Intervention de Stéphane Peu

Réunion du mercredi 17 mars 2021 à 9h30
Commission des lois constitutionnelles, de la législation et de l'administration générale de la république

Photo issue du site de l'Assemblée nationale ou de WikipediaStéphane Peu :

La niche parlementaire du groupe UDI et indépendants contient des choses intéressantes. Toutefois, je ne comprends pas pourquoi l'UDI-I vient au secours du soldat Retailleau – à moins que cela ne soit la manifestation du syndrome centriste de faire la balance dans ses textes législatifs – pour sauver une loi inefficace et liberticide, qui a d'ailleurs été, à juste titre, retoquée par le Conseil constitutionnel à la suite de la saisine des trois groupes parlementaires de gauche de l'Assemblée nationale et du Président de la République lui-même.

Les premières victimes des violences dans les manifestations sont, bien sûr, ceux qui en subissent les dégâts, mais aussi les manifestants eux-mêmes qui se voient entravés dans leur liberté de manifester et d'exprimer ainsi leur désaccord.
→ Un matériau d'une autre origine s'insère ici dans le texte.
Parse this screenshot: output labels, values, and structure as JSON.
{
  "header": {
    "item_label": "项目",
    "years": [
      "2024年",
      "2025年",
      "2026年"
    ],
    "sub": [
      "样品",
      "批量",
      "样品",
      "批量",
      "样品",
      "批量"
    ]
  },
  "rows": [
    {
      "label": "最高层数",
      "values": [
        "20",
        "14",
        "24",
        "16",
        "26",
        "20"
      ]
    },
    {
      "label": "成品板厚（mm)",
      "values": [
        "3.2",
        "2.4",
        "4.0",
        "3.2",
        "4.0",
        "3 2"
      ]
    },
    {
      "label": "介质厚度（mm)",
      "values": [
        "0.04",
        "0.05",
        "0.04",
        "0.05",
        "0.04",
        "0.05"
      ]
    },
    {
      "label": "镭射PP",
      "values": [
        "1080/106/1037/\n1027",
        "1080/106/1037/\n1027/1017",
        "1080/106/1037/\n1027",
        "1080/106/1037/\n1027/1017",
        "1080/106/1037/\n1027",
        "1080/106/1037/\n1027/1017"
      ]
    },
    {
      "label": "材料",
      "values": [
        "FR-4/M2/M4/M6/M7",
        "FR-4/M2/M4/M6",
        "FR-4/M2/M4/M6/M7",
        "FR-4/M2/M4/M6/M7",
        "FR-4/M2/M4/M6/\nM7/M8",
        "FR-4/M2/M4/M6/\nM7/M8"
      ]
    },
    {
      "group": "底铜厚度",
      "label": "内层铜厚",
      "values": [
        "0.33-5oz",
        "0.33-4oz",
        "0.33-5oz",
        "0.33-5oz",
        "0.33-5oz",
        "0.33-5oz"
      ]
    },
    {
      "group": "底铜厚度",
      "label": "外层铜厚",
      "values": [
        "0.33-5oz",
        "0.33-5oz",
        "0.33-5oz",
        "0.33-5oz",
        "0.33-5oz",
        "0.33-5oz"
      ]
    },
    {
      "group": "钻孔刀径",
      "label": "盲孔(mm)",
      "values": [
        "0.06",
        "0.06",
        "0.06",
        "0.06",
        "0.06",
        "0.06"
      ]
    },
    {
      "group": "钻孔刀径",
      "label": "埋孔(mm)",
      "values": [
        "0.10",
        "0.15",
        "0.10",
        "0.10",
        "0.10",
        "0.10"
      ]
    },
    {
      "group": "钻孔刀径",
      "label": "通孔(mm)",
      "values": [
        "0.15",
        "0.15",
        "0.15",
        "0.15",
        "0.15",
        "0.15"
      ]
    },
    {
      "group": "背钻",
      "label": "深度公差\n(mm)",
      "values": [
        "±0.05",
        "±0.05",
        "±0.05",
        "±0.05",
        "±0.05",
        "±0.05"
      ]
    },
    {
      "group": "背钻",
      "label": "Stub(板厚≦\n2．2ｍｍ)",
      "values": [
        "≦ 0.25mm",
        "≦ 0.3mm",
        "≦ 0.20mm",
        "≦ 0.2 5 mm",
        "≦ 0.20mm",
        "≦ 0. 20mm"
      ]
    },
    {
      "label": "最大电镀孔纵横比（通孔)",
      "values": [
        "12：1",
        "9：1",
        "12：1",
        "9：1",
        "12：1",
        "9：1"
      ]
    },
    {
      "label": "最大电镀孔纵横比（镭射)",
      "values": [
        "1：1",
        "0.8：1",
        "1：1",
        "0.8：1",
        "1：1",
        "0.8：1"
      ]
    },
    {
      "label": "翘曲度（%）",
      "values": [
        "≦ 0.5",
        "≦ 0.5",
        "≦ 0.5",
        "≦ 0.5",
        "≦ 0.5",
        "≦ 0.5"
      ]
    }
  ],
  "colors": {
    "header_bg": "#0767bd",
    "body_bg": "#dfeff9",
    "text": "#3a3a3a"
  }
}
Je sais de quoi je parle, contrairement à M. Retailleau, qui est sans doute plus coutumier des processions que des manifestations, à part en 1984 ….

J'avais déposé une proposition de résolution visant à la création d'une commission d'enquête sur les stratégies de maintien de l'ordre, mais cette proposition n'a malheureusement pas été retenue. Agnès Thill a dit que nous sommes victimes d'une stratégie de maintien de l'ordre qui, depuis Malik Oussekine, refuserait le contact. Je suis désolé, c'est l'inverse qui s'est produit lors des manifestations des gilets jaunes : les forces de police allaient au contact des manifestants. Il y a donc bien eu une rupture dans la stratégie de maintien de l'ordre, dont on n'a pas encore fait le bilan. Ce bilan me paraît d'autant plus nécessaire que, selon les syndicats, les policiers n'ont pas été formés pour cela, ce qui explique les blessés et les dérapages constatés.
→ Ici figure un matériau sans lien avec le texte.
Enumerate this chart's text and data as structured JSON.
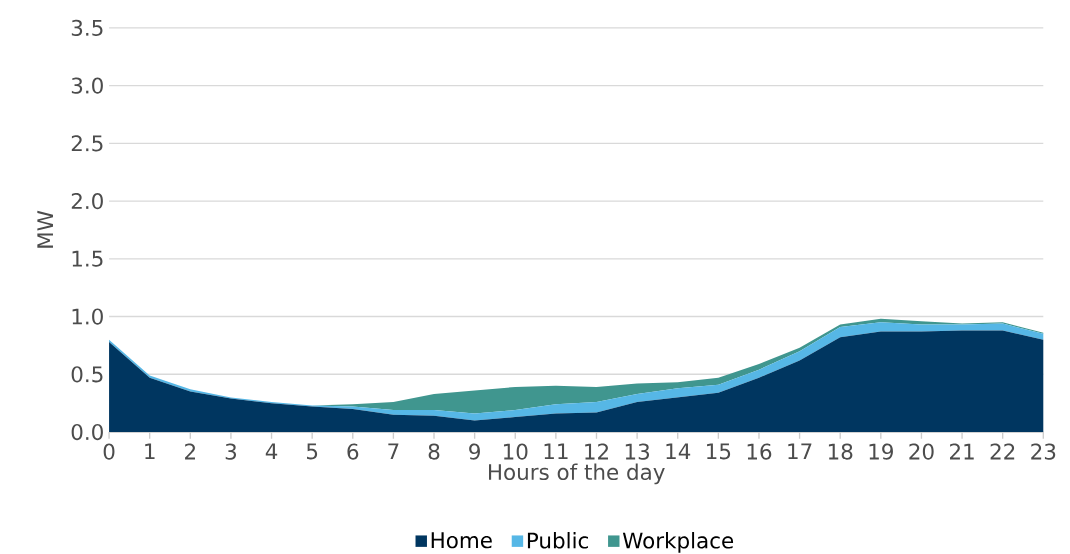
{
  "chart_data": {
    "type": "area",
    "stacked": true,
    "xlabel": "Hours of the day",
    "ylabel": "MW",
    "x": [
      0,
      1,
      2,
      3,
      4,
      5,
      6,
      7,
      8,
      9,
      10,
      11,
      12,
      13,
      14,
      15,
      16,
      17,
      18,
      19,
      20,
      21,
      22,
      23
    ],
    "xlim": [
      0,
      23
    ],
    "xticks": [
      0,
      1,
      2,
      3,
      4,
      5,
      6,
      7,
      8,
      9,
      10,
      11,
      12,
      13,
      14,
      15,
      16,
      17,
      18,
      19,
      20,
      21,
      22,
      23
    ],
    "ylim": [
      0,
      3.5
    ],
    "yticks": [
      {
        "value": 0,
        "label": "0.0"
      },
      {
        "value": 0.5,
        "label": "0.5"
      },
      {
        "value": 1,
        "label": "1.0"
      },
      {
        "value": 1.5,
        "label": "1.5"
      },
      {
        "value": 2,
        "label": "2.0"
      },
      {
        "value": 2.5,
        "label": "2.5"
      },
      {
        "value": 3,
        "label": "3.0"
      },
      {
        "value": 3.5,
        "label": "3.5"
      }
    ],
    "grid": "y",
    "legend": "bottom",
    "series": [
      {
        "name": "Home",
        "color": "#003660",
        "values": [
          0.78,
          0.47,
          0.35,
          0.29,
          0.25,
          0.22,
          0.2,
          0.15,
          0.14,
          0.1,
          0.13,
          0.16,
          0.17,
          0.26,
          0.3,
          0.34,
          0.47,
          0.62,
          0.82,
          0.87,
          0.87,
          0.88,
          0.88,
          0.8
        ]
      },
      {
        "name": "Public",
        "color": "#56b7e6",
        "values": [
          0.02,
          0.02,
          0.02,
          0.01,
          0.01,
          0.01,
          0.02,
          0.04,
          0.05,
          0.06,
          0.06,
          0.08,
          0.09,
          0.07,
          0.08,
          0.07,
          0.07,
          0.08,
          0.09,
          0.08,
          0.06,
          0.05,
          0.06,
          0.05
        ]
      },
      {
        "name": "Workplace",
        "color": "#40968f",
        "values": [
          0,
          0,
          0,
          0,
          0,
          0,
          0.02,
          0.07,
          0.14,
          0.2,
          0.2,
          0.16,
          0.13,
          0.09,
          0.05,
          0.06,
          0.05,
          0.03,
          0.02,
          0.03,
          0.03,
          0.01,
          0.01,
          0.01
        ]
      }
    ]
  }
}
Aujourd´hui, l'interdiction de manifester est une peine complémentaire décidée par un juge judiciaire. Elle ne repose pas sur la simple suspicion d'un préfet. On ne peut que s'en féliciter quand on voit le préfet de police de Paris, Didier Lallement, s'adresser à une manifestante gilet jaune pacifiste de 60 ans en lui disant : « Madame, nous ne sommes pas dans le même camp ». Comment oser donner un tel pouvoir à un préfet qui a une conception aussi faible de la République ?

Cette proposition de loi instaure un régime d'exception qui, en plus d'être attentatoire aux libertés, est totalement inefficace. Je connais le problème des black blocs ; j'ai proposé ici des résolutions pour lutter efficacement contre eux. Que l'on arrête la mansuétude à l'égard de ces groupes et les stratégies de maintien de l'ordre qui favorisent leurs exactions. Je pourrais vous en donner plusieurs exemples, mais je me contenterai de celui de la manifestation du 1er mai 2018 : des policiers fouillant les poussettes des mamans et les cabas des mamies alors qu´ils laissaient 1 000 black blocs se regrouper en toute liberté sur le pont d'Austerlitz, sans intervenir. Et au milieu de tout ça, Benalla !

Ayons un recul sur la stratégie du maintien de l'ordre et soyons efficaces pour lutter contre ces groupes et pour garantir le droit de manifester, mais, surtout, prenons garde à ne pas bafouer le droit sacro-saint de manifester et de s'exprimer librement.